I went to my high school class’s fiftieth reunion, which did not do much for me. I did, though, make one notable discovery: that some of the people who as kids were on the periphery of high school social life went on to have interesting lives as painters, drama teachers, entrepreneurs, while the most popular kids in the class tended to take up ordinary jobs, move out to okay Chicago suburbs, and hold unexceptionable views.
Members of the class were invited to send in a paragraph about their lives for our reunion book. Most people responded in an earnest way, expressing gratitude for their good luck in life, or remarking on how much they were enjoying their retirement, or mentioning their eagerness to see old classmates. One woman announced that, after marriage and children now grown up, she has been spending the second half of her life in a lesbian partnership. A more standard entry, though, might report that the classmate and her husband “enjoy golf, bridge, photography, and traveling,” and end, “We have seven lovely grandchildren, and next year we’re planning a trip to Indonesia.”
My entry read: “I’ve written a few books. For 30 years I taught in the English Department at Northwestern University, and remain on the football team coaching staff there, working exclusively with Jewish wide receivers, which leaves me lots of free time for my writing. I’ve no complaints at present, but am confident something will turn up soon.”

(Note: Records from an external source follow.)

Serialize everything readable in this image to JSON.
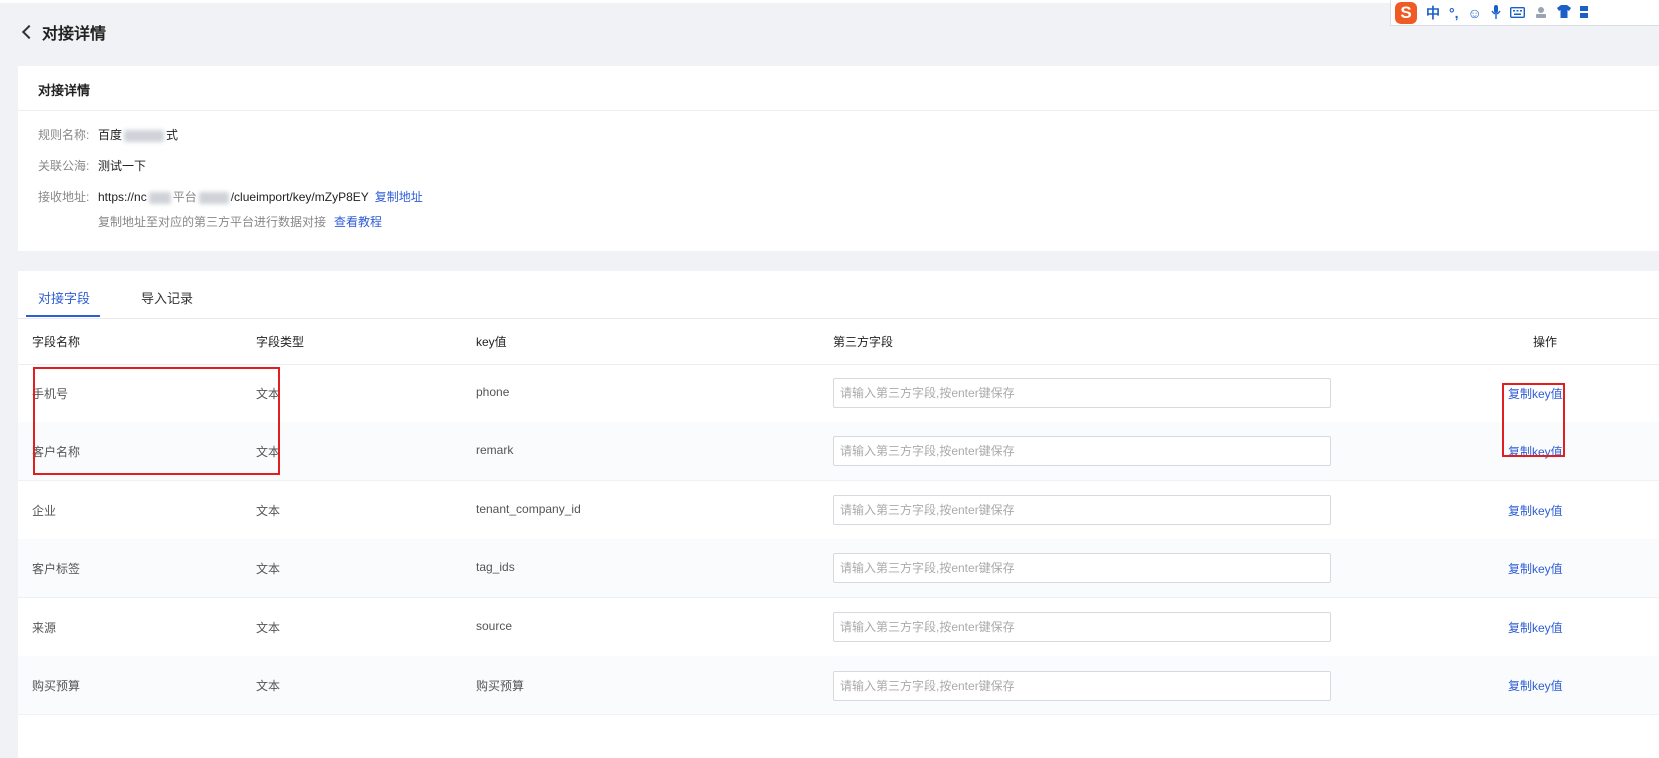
{
  "header": {
    "title": "对接详情"
  },
  "ime": {
    "lang": "中",
    "punct": "°,",
    "smile": "☺",
    "mic": "🎤",
    "keyboard": "⌨"
  },
  "detail": {
    "title": "对接详情",
    "rule_label": "规则名称:",
    "rule_value_start": "百度",
    "rule_value_end": "式",
    "pool_label": "关联公海:",
    "pool_value": "测试一下",
    "url_label": "接收地址:",
    "url_start": "https://nc",
    "url_mid": "平台",
    "url_end": "/clueimport/key/mZyP8EY",
    "copy_url": "复制地址",
    "hint": "复制地址至对应的第三方平台进行数据对接",
    "tutorial": "查看教程"
  },
  "tabs": [
    {
      "label": "对接字段"
    },
    {
      "label": "导入记录"
    }
  ],
  "table": {
    "headers": {
      "name": "字段名称",
      "type": "字段类型",
      "key": "key值",
      "third": "第三方字段",
      "op": "操作"
    },
    "placeholder": "请输入第三方字段,按enter键保存",
    "rows": [
      {
        "name": "手机号",
        "type": "文本",
        "key": "phone",
        "op": "复制key值"
      },
      {
        "name": "客户名称",
        "type": "文本",
        "key": "remark",
        "op": "复制key值"
      },
      {
        "name": "企业",
        "type": "文本",
        "key": "tenant_company_id",
        "op": "复制key值"
      },
      {
        "name": "客户标签",
        "type": "文本",
        "key": "tag_ids",
        "op": "复制key值"
      },
      {
        "name": "来源",
        "type": "文本",
        "key": "source",
        "op": "复制key值"
      },
      {
        "name": "购买预算",
        "type": "文本",
        "key": "购买预算",
        "op": "复制key值"
      }
    ]
  }
}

An Italian restaurant on the outskirts of the Loop was the scene of our fiftieth high school class reunion. When I walked into the restaurant, I immediately hit a wall of disorientation. Just who were all these fat bald guys, these white-haired women? Did I actually once have rivalrous feelings toward some of these paunchy men, harbor adolescent fantasies about some of these grandmotherly women?
Roughly 400 attended the reunion. Dance music from our high school days blared. A few people stood at a microphone to utter cliché-laden remarks. Nobody noted what a fortunate generation we were. Born in the late 1930s, we missed the Depression, and the men among us, though subject to the draft, did not have to go off to any wars, being too young for Korea and too old for Vietnam. We lived through decades of unbroken prosperity in the most powerful and culturally interesting nation in the world. We have strong memories of American life before the center ceased to hold, which has given some of us a touch of perspective on the dizzying changes that technology and our radically altered social mores have wrought.
At such functions one can either table hop or let others hop to one’s own table. I chose the latter. A few old friends, some from grammar-school days, came up to say hello, briefly filling me in on their lives over the past half-century, then wafted off, probably never to be met again in this life. Two women I much liked when they were girls, both named Roberta (shortened, in the fashion of the day, to Bobby), came up to tell me that they enjoyed my books of short stories. I was pleased to see how still recognizably themselves they looked, how little time seemed to lay a glove on them. In the crowded, noisy room, I tried to identify faces, to rediscover the boys and girls in the now often overly ripened faces of people milling about. At evening’s end, I returned home with a melancholy sense of disappointment.
“The future,” noted Paul Valéry, “isn’t what it used to be.” Neither, one might add, is the past. I enjoy a warm bath of nostalgia as much as the next person. But I prefer my nostalgia spontaneous, not organized and crudely sentimentalized, which is what school reunions tend to do to it. The sociologist Robert Nisbet called nostalgia “the rust of memory,” and so it often is. School reunions, though, tend to sand down and shellac memory, which is even worse.
I may one day change my mind about all this and decide to attend my hundred-and-fiftieth high school reunion, but between now and then, thank you all the same, no further reunions for me.